Probably something like that. The same thing happened in China - both zhongwen.com, as you noticed, and my ABC Chinese-English dictionary (one of the best ones currently available for modern Mandarin) fail to mention anything about sitting, and it is a secondary or tertiary meaning in Matthews, which is more modern but has some classical in it. So the meaning of "sitting" probably stopped being the main one between fifteen hundred and two thousand years ago (very rough armchair estimate without much evidence to back it up). The education of samurai, however, if they got any, would have been based on reading mostly Chinese Confucian texts, so they would have absorbed some of the archaic (Zhou and Han dynasty) meanings of characters as well as more current/modern ones (Tang, Song and Yuan dynasties). And then over time in Japan, the original meaning of sitting probably just died off, like you mentioned.

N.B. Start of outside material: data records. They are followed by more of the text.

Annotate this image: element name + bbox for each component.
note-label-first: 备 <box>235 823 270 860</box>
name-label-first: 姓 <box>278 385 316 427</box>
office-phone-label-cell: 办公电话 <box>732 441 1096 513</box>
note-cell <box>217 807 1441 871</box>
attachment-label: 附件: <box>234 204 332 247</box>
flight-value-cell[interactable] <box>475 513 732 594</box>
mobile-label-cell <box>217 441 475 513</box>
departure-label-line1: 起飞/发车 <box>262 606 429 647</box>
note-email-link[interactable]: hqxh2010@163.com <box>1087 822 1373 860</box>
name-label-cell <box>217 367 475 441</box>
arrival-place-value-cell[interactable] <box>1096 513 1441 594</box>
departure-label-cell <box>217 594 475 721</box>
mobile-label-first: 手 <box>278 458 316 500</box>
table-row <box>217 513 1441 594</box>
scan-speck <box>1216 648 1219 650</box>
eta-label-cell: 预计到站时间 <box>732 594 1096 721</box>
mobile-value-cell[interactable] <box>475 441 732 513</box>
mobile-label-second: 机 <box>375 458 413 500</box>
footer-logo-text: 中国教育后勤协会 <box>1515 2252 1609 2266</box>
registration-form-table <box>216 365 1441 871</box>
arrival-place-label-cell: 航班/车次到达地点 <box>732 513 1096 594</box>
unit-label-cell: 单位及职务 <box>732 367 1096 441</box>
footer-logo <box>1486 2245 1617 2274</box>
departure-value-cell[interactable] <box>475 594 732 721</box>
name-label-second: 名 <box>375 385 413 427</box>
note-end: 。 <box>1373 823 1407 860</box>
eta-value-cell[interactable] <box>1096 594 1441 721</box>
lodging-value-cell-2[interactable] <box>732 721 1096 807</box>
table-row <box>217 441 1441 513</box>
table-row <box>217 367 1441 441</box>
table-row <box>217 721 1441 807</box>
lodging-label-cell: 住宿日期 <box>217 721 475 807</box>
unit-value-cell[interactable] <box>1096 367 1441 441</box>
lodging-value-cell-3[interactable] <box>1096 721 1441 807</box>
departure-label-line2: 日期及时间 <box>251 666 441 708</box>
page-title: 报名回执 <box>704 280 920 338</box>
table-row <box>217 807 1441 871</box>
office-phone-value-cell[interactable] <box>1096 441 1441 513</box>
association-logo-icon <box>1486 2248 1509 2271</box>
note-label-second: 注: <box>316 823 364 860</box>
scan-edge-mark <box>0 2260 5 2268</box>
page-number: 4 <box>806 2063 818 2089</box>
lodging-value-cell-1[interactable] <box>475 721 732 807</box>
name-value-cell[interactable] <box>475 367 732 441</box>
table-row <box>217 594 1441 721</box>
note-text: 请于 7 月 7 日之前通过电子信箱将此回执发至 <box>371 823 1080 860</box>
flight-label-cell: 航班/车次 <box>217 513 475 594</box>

So it's probably safe to assume that whoever created the term iai, which was probably no later than the 14th century with the Katori Shinto ryu (anyone know for sure? this is a guess), had been educated by studying classical Chinese. That can also be seen by the fact that the term is used as a Chinese compound, with the Japanese versions of the Chinese pronounciations (onyomi) being used instead of the purely Japanese pronounciation (kunyomi).

To be honest, however, that may not be an entirely reliable way of looking at the compound, since I'm not sure how well onyomi and kunyomi usage correllates with Chinese influence. Aesthetics and euphony (is that a word?) also sometimes play a part in which readings of characters are used.

Now I'm tired. I should stop using the computer after about 8 pm. I start rambling at about 9 pm.

I think I've also exhausted my resources for looking at these characters. Thanks for the exchange - it's been fun for me, and I hope it has also been for you, regardless of whatever difference of interpretation we both end up with.